On the other side, you have the old, as quoted in an unidentified forum referenced by Inside Higher Ed:

"The society you students are creating for yourselves to live in will be run by ignorant, uneducated snots with degrees they didn't earn," one observer, a self-described former professor, noted in an online forum accompanying one news outlet's coverage of the story. "People who whined and cheated their way through school will run your economy, design your cars and homes, handle your medical care. Have fun with that!"

This, in a perverse way, is its own rationalization - namely, an agreement by both old and young that cheating by the young is a new phenomenon, and certainly never happened when the professors were taking classes themselves. Yep, it's these danged young people who are cheating on tests, downloading torrents, and jailbreaking their iPhones.

But anyone who complains about the young whippersnappers modifying Apple products is going to have to realize that this is nothing new. After all, the two Steves (Jobs and Wozniak) didn't issue the iPhone as their first product. And no, their first product wasn't the Macintosh or the Apple II. Their first product was one that, like the iPhone, used AT&T's network. The only difference was that AT&T didn't authorize the use of the blue box. But that didn't stop the Steves from marketing it:

In 1971 Steve 'Woz' Wozniak designed a device called the 'Blue Box'. It allowed -- of course illegal -- phone calls free of charge by faking the signals used by the phone companies. His friend Steve Jobs instantly realized that there must be a huge market for something that useful. He bought the parts for $40, Woz built the boxes and Jobs sold them to his fellow students at the University of California in Berkeley for $150.

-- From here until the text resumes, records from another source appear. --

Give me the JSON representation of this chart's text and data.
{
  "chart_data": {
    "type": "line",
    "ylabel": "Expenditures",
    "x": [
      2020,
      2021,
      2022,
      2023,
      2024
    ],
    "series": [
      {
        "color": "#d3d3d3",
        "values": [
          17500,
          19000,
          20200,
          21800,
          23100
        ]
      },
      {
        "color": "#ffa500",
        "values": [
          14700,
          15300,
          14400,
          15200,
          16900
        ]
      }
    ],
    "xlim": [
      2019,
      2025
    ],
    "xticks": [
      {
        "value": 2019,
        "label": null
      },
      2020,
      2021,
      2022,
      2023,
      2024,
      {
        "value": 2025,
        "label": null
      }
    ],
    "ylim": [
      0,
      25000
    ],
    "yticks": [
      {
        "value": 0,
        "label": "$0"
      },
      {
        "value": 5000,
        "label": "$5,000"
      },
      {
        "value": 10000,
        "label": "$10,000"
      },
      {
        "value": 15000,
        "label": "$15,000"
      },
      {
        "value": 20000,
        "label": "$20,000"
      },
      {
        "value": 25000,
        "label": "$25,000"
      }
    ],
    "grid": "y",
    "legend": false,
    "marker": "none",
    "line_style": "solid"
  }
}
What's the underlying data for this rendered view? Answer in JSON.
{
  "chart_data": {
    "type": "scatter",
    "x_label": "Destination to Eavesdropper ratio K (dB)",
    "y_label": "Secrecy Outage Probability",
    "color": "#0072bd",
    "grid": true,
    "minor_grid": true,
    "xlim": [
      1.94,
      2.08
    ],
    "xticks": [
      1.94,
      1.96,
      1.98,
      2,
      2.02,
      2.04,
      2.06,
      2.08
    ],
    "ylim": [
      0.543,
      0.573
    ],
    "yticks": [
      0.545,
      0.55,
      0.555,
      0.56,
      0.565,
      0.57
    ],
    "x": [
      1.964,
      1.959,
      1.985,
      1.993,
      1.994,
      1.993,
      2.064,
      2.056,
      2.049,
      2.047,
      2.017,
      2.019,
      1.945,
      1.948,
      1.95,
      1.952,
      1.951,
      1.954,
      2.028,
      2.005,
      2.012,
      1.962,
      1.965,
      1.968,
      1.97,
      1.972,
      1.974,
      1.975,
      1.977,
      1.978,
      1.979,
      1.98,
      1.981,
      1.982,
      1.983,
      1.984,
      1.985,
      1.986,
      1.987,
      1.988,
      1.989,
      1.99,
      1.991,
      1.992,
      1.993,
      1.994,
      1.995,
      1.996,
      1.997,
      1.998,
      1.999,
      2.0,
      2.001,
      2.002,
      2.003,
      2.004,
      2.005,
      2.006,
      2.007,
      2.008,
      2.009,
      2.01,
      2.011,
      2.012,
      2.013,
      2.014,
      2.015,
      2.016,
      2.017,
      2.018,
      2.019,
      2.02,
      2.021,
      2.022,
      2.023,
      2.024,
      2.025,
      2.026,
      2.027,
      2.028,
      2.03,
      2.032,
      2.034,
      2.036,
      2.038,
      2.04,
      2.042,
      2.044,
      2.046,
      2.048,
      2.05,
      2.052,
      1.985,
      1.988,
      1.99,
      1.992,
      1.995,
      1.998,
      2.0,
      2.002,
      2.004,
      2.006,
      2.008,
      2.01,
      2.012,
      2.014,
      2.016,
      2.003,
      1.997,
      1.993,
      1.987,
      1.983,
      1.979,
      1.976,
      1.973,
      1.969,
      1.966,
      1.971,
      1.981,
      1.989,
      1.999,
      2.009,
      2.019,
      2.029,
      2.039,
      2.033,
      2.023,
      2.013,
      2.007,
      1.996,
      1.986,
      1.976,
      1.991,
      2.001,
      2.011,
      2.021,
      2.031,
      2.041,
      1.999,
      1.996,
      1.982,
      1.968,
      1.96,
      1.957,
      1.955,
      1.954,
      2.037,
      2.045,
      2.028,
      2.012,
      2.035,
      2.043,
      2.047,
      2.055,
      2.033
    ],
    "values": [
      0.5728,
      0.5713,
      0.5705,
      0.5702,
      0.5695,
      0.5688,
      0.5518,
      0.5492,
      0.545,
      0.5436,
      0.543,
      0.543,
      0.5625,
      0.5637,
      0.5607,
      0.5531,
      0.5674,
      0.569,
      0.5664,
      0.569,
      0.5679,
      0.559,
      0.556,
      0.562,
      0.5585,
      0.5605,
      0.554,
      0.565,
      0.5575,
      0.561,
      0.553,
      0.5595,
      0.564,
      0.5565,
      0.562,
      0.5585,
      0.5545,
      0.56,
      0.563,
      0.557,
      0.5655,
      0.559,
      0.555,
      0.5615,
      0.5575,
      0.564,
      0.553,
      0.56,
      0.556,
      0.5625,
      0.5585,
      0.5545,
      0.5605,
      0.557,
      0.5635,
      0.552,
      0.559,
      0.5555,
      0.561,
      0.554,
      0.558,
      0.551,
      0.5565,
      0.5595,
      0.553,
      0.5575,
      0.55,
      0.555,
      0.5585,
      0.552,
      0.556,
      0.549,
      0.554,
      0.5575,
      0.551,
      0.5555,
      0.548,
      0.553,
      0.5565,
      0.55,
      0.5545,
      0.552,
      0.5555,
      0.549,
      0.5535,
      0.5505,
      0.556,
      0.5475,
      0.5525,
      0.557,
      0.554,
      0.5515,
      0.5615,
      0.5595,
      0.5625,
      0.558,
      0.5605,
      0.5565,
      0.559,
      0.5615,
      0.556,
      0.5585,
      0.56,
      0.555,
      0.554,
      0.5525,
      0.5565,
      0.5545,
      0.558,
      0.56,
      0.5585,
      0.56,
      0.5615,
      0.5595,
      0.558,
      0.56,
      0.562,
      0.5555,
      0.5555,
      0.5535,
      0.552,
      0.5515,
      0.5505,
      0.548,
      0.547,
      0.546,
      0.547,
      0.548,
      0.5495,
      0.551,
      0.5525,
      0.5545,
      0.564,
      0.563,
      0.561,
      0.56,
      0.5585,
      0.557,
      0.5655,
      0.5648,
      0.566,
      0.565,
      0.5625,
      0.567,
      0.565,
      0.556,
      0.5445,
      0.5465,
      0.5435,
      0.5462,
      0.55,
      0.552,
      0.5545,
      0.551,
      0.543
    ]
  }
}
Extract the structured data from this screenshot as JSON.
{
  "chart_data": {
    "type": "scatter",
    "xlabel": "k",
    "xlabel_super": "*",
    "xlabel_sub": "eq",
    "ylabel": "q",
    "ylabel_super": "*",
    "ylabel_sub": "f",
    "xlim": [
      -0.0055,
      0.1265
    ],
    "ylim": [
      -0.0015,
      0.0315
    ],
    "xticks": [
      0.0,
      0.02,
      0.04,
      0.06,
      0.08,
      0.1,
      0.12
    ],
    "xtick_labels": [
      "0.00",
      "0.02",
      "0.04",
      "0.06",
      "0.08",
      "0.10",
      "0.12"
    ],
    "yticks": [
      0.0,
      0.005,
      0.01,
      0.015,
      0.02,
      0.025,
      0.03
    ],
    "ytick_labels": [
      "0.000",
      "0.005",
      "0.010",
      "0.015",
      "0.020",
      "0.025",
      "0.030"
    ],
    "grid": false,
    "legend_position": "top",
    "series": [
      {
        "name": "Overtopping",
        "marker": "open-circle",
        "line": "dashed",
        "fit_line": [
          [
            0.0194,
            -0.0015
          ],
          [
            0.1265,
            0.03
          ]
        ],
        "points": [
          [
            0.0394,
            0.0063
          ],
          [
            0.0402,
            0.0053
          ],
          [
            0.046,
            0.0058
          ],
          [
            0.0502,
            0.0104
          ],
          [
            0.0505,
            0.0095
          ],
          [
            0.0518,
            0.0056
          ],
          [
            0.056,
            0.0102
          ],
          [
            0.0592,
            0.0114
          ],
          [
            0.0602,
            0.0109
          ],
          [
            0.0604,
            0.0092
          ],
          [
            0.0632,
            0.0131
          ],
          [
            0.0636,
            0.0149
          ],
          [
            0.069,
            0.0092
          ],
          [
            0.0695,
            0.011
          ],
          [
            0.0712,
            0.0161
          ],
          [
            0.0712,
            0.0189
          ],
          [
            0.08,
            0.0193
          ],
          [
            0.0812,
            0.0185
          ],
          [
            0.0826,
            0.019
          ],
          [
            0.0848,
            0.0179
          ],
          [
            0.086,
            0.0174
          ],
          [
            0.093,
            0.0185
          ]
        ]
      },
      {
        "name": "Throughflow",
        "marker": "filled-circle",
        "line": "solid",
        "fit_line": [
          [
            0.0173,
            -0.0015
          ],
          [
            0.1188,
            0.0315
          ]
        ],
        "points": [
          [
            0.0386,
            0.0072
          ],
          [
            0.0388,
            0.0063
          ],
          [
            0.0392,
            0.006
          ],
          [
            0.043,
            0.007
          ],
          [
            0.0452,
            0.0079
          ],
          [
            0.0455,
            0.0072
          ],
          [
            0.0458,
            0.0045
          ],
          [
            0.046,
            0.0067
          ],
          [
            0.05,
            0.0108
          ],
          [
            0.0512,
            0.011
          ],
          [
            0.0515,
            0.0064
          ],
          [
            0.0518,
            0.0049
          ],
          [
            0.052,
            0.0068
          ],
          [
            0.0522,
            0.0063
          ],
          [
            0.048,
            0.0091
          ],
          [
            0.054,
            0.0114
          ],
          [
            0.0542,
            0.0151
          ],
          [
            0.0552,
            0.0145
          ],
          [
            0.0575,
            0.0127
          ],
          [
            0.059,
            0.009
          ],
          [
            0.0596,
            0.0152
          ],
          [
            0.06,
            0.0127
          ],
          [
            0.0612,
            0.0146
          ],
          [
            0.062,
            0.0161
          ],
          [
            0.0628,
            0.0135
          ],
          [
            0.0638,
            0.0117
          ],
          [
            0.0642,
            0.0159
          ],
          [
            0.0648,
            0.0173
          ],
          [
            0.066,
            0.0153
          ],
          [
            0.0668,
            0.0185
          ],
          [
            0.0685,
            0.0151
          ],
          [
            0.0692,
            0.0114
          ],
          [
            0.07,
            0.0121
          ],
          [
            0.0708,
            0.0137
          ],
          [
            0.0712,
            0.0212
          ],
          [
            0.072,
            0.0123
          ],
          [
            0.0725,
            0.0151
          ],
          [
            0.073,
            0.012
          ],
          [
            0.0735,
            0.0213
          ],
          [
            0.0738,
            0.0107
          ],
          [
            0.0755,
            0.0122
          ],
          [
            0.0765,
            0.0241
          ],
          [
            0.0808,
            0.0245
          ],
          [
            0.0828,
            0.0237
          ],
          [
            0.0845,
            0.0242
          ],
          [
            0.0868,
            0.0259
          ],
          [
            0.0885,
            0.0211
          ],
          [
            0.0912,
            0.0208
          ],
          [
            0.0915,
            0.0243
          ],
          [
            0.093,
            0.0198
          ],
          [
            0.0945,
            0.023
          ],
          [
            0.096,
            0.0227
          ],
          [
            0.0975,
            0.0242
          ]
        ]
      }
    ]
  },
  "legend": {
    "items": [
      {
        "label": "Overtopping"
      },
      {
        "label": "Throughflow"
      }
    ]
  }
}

Now the AT&T that exists today wasn't the AT&T that existed in the early 1970s (although it is a logical descendant). The AT&T that existed when blue boxes were the rage is a company that was founded by Alexander Graham Bell, who would presumably be horrified at the young whippersnappers who were getting free long distance calls. Well, except for the fact that there are allegations about Bell:

The ostensible topic of Seth Shulman's new book, The Telephone Gambit, is how Alexander Graham Bell cheated his way into owning the phone patent. Apparently Bell copied research from his chief rival for the lucrative patent, Elisha Gray.

So any attempt to rationalize cheating by saying that it's a new phenomenon is false. Cheating has been going on since day one...or day eight, take your pick.